El señor Robinson bajó la voz para añadir, inclinándose sobre su mesa de despacho:


Mary Jordan era uno de nuestros agentes
.

LIBRO III
Capítulo I
-
Mary Jordan

—Pero... eso lo altera todo —dijo Tuppence.

—Si —respondióTommy—. Me produjo... me produjo una gran impresión.

—¿Por qué te lo dijo?

—No lo sé. Pensé que... Encontré dos o tres razones...

—¿Cómo es él, Tommy? No me has indicado nada sobre su aspecto.

—Es un hombre grande, fornido, de aspecto corriente. Pero al mismo tiempo hay en su persona cierto aire especial, que lo distingue. Es... Bueno, es lo que mi amigo me dijo: se mueve constantemente por las altas esferas.

—Yo me pregunto: ¿por qué? ¿Por qué se condujo así, Tommy? Seguramente, te reveló algo que él verdaderamente hubiera preferido silenciar.

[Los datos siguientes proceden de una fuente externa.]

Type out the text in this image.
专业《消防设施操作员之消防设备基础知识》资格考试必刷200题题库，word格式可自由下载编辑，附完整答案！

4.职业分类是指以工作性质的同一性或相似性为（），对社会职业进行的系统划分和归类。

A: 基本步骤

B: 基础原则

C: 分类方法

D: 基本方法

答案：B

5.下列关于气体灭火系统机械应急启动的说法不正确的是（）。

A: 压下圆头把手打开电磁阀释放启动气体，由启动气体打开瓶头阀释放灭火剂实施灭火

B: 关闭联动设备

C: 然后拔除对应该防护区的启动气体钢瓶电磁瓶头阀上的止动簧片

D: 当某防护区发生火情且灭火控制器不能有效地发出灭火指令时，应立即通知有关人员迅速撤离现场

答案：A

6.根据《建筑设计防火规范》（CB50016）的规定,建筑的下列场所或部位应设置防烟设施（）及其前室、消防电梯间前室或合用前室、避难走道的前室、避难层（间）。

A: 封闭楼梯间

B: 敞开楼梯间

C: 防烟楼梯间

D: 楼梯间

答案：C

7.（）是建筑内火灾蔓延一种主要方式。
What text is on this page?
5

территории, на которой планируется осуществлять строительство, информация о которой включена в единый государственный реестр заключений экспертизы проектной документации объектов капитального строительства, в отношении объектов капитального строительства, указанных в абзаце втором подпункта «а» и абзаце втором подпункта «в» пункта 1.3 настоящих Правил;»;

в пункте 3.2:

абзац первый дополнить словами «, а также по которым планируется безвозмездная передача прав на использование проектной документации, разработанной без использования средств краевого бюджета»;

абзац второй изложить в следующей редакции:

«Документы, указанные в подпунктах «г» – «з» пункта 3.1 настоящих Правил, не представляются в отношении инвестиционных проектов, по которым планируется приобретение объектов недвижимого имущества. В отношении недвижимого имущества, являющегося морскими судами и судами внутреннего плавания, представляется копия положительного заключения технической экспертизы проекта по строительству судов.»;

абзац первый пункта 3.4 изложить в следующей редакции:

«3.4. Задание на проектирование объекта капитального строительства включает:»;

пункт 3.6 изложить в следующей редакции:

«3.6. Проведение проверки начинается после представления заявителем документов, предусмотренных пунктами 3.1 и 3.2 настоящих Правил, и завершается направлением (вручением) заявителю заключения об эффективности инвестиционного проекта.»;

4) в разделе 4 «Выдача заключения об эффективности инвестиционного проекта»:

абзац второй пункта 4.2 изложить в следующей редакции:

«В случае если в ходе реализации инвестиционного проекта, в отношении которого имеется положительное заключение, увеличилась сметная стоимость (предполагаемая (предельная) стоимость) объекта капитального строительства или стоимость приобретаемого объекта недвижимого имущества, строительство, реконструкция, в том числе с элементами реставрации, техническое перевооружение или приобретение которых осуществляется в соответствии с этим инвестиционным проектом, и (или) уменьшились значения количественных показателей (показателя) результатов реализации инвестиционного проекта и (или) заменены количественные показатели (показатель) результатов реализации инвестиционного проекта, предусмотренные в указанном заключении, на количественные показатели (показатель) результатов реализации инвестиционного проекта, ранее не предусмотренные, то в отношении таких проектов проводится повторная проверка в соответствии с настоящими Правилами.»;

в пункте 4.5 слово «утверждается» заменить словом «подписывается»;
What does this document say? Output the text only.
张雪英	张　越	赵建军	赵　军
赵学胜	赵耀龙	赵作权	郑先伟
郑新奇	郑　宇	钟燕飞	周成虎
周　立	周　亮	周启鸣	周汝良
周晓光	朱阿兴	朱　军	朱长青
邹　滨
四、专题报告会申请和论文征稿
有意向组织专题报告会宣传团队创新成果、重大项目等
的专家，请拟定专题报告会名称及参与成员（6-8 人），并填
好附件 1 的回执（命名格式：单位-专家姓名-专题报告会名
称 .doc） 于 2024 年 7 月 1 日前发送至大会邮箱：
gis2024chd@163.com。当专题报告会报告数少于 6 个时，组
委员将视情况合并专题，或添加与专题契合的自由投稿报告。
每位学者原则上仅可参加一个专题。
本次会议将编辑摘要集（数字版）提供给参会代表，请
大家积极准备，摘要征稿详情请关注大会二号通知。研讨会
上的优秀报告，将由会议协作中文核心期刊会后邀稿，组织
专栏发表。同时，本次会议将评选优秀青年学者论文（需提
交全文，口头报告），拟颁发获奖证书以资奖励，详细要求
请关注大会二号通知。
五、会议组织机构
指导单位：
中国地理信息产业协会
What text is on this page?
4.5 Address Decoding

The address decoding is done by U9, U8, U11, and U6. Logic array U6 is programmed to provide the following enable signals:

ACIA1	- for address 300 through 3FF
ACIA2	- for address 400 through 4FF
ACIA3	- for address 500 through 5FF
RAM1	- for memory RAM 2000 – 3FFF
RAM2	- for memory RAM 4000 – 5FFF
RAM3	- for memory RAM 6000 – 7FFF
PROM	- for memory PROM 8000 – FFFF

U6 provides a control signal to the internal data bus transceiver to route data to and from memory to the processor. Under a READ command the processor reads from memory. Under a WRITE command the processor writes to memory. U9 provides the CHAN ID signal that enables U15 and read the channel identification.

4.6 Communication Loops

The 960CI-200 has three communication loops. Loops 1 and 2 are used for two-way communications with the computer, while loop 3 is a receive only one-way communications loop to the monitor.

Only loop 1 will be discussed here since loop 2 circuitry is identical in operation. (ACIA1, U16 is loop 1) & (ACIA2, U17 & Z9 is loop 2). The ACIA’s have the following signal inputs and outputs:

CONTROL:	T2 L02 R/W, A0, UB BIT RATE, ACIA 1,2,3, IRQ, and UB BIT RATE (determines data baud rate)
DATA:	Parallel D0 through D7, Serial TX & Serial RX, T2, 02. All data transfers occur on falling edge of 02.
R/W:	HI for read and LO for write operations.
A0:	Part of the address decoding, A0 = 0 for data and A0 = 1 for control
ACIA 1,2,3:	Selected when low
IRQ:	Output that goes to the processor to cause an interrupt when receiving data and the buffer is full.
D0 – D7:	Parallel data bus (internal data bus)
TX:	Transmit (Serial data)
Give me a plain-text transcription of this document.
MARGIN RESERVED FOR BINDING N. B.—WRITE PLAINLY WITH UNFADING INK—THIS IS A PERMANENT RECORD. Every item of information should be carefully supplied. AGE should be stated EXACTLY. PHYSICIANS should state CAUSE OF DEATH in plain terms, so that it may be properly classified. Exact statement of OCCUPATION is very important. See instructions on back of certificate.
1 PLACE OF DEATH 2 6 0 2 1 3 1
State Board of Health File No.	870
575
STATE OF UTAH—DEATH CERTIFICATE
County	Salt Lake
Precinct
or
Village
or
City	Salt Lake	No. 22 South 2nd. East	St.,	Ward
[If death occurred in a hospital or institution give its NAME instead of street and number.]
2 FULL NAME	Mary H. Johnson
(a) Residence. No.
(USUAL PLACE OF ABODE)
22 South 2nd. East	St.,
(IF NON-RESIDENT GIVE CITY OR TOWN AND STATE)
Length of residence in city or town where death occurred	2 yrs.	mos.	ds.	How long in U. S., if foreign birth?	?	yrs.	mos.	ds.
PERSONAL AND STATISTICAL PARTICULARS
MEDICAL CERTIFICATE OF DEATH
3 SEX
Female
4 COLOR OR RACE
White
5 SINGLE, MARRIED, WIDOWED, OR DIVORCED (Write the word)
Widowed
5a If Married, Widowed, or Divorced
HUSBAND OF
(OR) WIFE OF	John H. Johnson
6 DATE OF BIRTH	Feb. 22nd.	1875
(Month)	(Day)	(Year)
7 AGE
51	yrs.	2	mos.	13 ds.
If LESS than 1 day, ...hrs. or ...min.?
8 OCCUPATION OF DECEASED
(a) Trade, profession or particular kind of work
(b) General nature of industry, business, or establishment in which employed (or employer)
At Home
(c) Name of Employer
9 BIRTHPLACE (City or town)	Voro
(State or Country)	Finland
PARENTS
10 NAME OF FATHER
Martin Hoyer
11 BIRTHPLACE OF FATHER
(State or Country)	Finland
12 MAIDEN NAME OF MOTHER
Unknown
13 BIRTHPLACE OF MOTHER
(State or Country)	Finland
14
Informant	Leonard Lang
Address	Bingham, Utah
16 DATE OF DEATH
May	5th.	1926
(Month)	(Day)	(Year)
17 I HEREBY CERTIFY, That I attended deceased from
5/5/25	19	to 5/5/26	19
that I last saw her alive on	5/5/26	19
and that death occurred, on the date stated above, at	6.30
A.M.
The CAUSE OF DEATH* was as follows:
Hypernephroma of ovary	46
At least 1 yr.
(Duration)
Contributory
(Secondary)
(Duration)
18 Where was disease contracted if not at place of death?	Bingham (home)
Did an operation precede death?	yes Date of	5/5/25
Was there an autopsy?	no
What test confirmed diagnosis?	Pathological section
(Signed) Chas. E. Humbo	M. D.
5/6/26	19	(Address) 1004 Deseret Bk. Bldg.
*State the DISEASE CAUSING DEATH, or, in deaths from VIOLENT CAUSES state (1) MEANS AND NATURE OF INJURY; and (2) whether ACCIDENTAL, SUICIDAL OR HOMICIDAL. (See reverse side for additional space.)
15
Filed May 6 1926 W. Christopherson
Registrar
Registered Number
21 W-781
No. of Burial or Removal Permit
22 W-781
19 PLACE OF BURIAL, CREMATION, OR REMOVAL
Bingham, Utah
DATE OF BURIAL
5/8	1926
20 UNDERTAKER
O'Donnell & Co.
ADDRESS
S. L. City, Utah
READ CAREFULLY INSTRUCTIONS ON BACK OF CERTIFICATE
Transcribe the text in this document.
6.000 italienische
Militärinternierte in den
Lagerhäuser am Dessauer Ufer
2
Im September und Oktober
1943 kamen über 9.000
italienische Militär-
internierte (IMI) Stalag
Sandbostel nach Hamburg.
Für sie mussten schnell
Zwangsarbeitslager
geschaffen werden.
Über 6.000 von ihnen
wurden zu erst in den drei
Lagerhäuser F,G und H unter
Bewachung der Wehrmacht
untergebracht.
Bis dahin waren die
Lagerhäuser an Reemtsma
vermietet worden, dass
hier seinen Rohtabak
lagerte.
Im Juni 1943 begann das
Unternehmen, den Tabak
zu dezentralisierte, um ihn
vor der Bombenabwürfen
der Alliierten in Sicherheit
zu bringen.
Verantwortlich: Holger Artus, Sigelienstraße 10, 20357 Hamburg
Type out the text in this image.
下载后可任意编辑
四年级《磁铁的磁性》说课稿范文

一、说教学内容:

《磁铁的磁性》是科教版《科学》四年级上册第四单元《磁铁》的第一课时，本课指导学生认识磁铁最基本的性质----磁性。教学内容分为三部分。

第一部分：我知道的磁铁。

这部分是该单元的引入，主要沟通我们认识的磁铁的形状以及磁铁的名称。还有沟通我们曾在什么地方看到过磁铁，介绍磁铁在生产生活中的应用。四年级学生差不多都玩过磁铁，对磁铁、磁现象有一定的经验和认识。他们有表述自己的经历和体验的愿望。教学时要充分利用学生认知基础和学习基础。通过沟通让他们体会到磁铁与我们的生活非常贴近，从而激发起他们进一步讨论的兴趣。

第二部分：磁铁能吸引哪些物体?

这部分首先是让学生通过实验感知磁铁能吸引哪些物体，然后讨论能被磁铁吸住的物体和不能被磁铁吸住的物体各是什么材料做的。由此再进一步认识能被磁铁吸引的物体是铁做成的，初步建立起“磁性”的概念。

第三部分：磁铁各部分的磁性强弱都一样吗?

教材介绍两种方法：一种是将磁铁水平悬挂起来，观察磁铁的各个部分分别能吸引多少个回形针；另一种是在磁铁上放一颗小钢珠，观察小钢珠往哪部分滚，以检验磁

—Todo fue hace mucho tiempo —manifestó Tommy—. Todo quedó atrás, ¿comprendes? Supongo que nada de aquello cuenta hoy ya. Fíjate, por ejemplo, en las cosas que cada día nos son reveladas ahora. Salen de los armarios. Nadie silencia ciertos datos ya. Se cuenta al público lo que realmente sucedió en determinadas circunstancias. Se da a conocer lo que una persona escribió, lo que otra dijo; se explica el motivo de una riña, la forma en que fue silenciado un detalle, por el hecho de basarse en algo que nadie conoció...

—Haces que me sienta terriblemente confusa cuando te expresas así, Tommy. Todo, además, se convierte para mí en un completo error de esta manera...

—¿Qué quieres decir, Tuppence?

—Me refiero al modo con que hemos estado considerando el asunto... Me explicaré mejor. ¿Qué era lo que deseaba darte a entender?

—Adelante, Tuppence.

—Bien. A lo que iba... Todo es erróneo. Vamos a ver... Nosotros encontramos lo que tú sabes en
La Flecha Negra
y todo estaba claro. Alguien había escrito un mensaje en el libro, probablemente el chico llamado Alexander... Nos decía en aquél que alguien, «uno de nosotros» (esto es, uno de ellos), una persona de la familia, o, simplemente de las que estaban en la casa se las había arreglado para causar la muerte de Mary Jordan... Ignorábamos quién había sido Mary Jordan, lo cual incrementaba nuestro desconcierto.

—Es lógico.

—El desconcierto ha venido siendo mayor en mí que en ti. Yo no he averiguado nada realmente sobre ella. Sólo...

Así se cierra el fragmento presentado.